Despite her long-term partnerships and high volume today, Miller likes to reminisce about the good ol’ days where she and her processer would fly through 20 loans a month, just the two of them. Now, she says, it takes a lot longer to go through the process, and more people to get the job done. Because of that, she’s found working with Fairway to be a real asset.

“One thing that’s so great about Fairway is they have so many procedures in place; you have to really work at screwing up. I mean you have to really go out there big time to make an error. It’s just foolproof; that’s what’s really great about Fairway is all the compliance that’s put in place,” Miller said.
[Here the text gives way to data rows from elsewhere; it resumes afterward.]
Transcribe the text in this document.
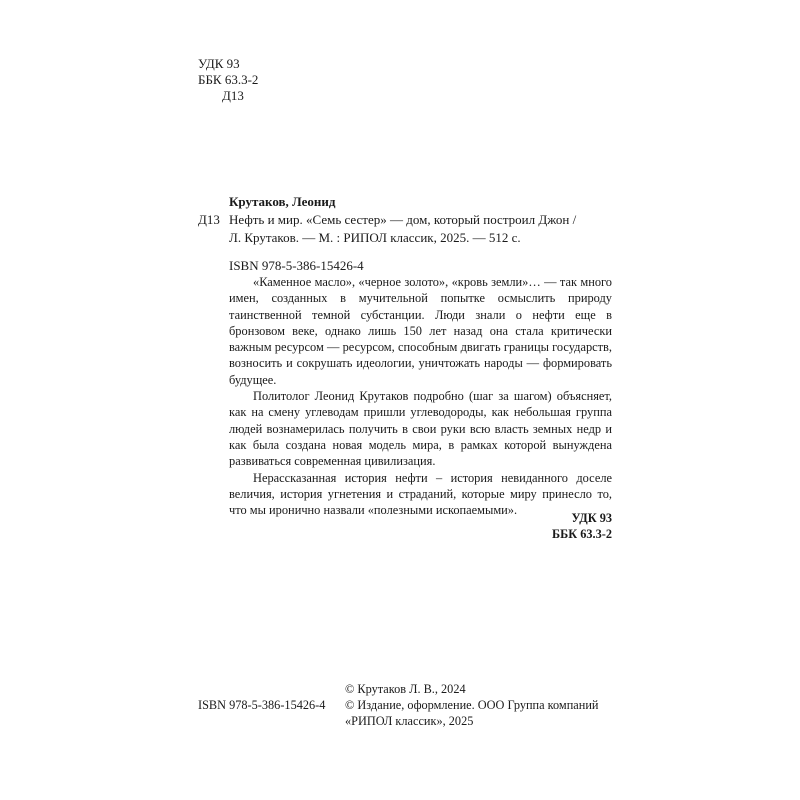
УДК 93
ББК 63.3-2
Д13
Крутаков, Леонид
Д13 Нефть и мир. «Семь сестер» — дом, который построил Джон /
Л. Крутаков. — М. : РИПОЛ классик, 2025. — 512 с.
ISBN 978-5-386-15426-4

«Каменное масло», «черное золото», «кровь земли»… — так много имен, созданных в мучительной попытке осмыслить природу таинственной темной субстанции. Люди знали о нефти еще в бронзовом веке, однако лишь 150 лет назад она стала критически важным ресурсом — ресурсом, способным двигать границы государств, возносить и сокрушать идеологии, уничтожать народы — формировать будущее.

Политолог Леонид Крутаков подробно (шаг за шагом) объясняет, как на смену углеводам пришли углеводороды, как небольшая группа людей вознамерилась получить в свои руки всю власть земных недр и как была создана новая модель мира, в рамках которой вынуждена развиваться современная цивилизация.

Нерассказанная история нефти – история невиданного доселе величия, история угнетения и страданий, которые миру принесло то, что мы иронично назвали «полезными ископаемыми».

УДК 93
ББК 63.3-2
ISBN 978-5-386-15426-4
© Крутаков Л. В., 2024
© Издание, оформление. ООО Группа компаний
«РИПОЛ классик», 2025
Compliance is one reason that Miller pulled their lead generation system, which employed a combination of robo-dialers, automatic texts, and email in order to work their database. They’ve been reworking it to keep in line with spam legislation, in addition to having discovered that parts of the campaign weren’t all that popular with their target audience. Still, she says, she recognizes the need for originators to fall somewhere in between automatic outreach and the old-fashioned method of staying in front of people (which she still employs).

“Lead gen is going to be the future, but you've got your traditional get-in-front-of-them, out-of-sight out-of-mind, gotta-stay-in-front-of-your-people, so-many-touches-a-week—those are proven techniques,” Miller said.

To that end, there’s no end in sight for the partner lunch meetings, lunch and learns, speaking engagements, happy hours, and event sponsorships. These do more than keep Miller’s team in front of their builder and realtor partners, but it also puts the builder and realtor partners in front of each other.

“It's still totally a relationship-driven business, and people have to trust you because if you don't get it worked out, they don't get paid. At the end of the day, they want that loan closed. You just have to be able to get out and be in front of people, build that layer of trust and get people to even try you. I just don't think that's ever going to change.”